Jeremy Hunt yesterday learned from Theresa May’s mistakes last week in the Queen’s Speech debate, when she allowed Yvette Cooper to go on the offensive. Instead, Hunt decided he’d ridicule both Burnham and Liz Kendall’s leadership ambitions. Hunt told Burnham the Tories’ and Len McCluskey both wanted his ‘left-wing leadership bid’ to succeed. For good measure, the Health Secretary added that Kendall was ‘an insurgent entrepreneur’. Neither Labour contender saw the funny side.
Meanwhile what about Ed Miliband? He probably won’t make the mistake of turning up to PMQs. The Sun says some Labour sources want him to come back to the Shadow Cabinet. But others want him to ‘disappear for a while’. Will they get their wish?
5) HITTING PAYDIRT
No. 10 sounded distinctly uncomfortable yesterday as they told us that IPSA’s proposal for a 10% pay rise for MPs was a matter for the independent body - and that was that. This was a marked shift in tone from the PM’s own blood-curdling warnings, before the election, that any such move would be ‘unacceptable’.
Just as significant was the PM’s official spokeswoman rejecting repeated offers to say if David Cameron would donate his own rise to charity. As with his overall stance of now letting the rise go ahead, this was a clear sign that the PM is determined not to upset his backbenchers. Many of his MPs were very sore at the suggestion that wealthy ministers were lecturing their lower paid colleagues on the merits of taking a pay hike.

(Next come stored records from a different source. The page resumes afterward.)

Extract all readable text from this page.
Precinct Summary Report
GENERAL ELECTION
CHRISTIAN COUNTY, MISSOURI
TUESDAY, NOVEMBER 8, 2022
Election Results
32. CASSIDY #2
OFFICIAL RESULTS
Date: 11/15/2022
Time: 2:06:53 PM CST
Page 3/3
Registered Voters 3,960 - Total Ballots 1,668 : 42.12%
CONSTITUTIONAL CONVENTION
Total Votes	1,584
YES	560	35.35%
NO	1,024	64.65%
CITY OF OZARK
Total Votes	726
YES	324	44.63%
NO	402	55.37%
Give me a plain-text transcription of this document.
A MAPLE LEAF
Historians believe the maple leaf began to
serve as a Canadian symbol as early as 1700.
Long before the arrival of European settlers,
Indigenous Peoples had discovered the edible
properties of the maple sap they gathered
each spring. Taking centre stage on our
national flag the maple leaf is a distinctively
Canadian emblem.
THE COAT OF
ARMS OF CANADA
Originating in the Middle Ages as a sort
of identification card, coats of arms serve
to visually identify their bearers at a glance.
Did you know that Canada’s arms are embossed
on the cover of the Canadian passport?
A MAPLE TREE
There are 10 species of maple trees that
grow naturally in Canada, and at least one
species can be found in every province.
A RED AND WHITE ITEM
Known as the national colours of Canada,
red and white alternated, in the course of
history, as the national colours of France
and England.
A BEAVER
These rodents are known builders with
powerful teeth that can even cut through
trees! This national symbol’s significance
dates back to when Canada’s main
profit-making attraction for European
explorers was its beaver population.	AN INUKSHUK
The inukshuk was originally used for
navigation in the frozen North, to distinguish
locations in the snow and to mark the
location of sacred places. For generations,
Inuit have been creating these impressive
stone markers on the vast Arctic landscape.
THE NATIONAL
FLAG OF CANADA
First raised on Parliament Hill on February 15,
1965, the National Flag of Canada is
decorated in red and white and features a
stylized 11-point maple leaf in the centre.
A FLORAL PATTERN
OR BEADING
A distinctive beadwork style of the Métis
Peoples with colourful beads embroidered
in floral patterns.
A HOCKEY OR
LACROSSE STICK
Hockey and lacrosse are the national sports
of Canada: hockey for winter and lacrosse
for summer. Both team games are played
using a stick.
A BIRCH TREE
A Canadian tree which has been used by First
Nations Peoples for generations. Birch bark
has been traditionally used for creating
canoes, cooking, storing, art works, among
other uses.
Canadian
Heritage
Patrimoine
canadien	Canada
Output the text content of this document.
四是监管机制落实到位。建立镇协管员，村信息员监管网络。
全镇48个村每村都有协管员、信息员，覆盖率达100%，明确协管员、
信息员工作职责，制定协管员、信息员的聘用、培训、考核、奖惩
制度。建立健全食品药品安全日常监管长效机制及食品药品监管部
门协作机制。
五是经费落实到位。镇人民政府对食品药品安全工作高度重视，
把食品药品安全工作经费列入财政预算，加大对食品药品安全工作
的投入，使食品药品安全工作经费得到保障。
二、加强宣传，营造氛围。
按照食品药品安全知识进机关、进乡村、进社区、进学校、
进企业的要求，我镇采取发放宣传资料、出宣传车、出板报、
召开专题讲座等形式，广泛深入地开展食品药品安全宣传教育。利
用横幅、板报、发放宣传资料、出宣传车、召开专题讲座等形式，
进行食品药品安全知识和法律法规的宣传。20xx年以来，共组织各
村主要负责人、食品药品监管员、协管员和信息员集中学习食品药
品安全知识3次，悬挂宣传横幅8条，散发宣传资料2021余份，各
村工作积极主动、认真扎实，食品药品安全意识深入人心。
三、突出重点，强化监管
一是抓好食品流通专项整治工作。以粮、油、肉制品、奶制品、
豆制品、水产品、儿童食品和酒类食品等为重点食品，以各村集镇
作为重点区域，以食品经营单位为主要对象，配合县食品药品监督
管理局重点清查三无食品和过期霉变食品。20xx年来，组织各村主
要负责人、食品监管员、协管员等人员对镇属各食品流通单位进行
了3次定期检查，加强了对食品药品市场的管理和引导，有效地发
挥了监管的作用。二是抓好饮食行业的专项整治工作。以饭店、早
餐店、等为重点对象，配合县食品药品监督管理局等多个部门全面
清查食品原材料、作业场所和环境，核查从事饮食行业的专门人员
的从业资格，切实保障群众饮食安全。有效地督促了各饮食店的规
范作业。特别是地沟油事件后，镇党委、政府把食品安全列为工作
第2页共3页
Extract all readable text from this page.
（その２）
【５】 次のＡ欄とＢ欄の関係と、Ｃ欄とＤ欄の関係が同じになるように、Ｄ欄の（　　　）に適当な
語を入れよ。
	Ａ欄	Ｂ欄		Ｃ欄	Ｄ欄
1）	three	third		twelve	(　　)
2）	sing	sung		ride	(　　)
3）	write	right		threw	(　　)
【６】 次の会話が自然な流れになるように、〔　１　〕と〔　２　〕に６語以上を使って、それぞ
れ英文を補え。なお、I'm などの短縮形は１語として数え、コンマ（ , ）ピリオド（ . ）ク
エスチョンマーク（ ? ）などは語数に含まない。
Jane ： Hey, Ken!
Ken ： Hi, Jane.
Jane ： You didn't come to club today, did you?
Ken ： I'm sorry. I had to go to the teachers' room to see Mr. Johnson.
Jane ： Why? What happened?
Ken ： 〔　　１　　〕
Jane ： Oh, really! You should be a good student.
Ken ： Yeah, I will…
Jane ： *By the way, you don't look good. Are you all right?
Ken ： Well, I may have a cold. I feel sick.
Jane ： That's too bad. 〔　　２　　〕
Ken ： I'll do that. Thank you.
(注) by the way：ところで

But Cameron is walking the tightrope of not offending his own troops in the Commons and risking a public backlash, not least from the trade unions, over a whopping pay rise. You can bet there will be plenty of placards with ‘You get 10%, we can’t get 2%’ on the picket lines in coming months. Strikers know that’s one way to get voters on side.
COMING UP LATER
PMQs are at noon and at 12.30pm the tributes to Charles Kennedy will begin.
The Queen's Speech debate continues, on devolution today. Expect lots of Scots voices.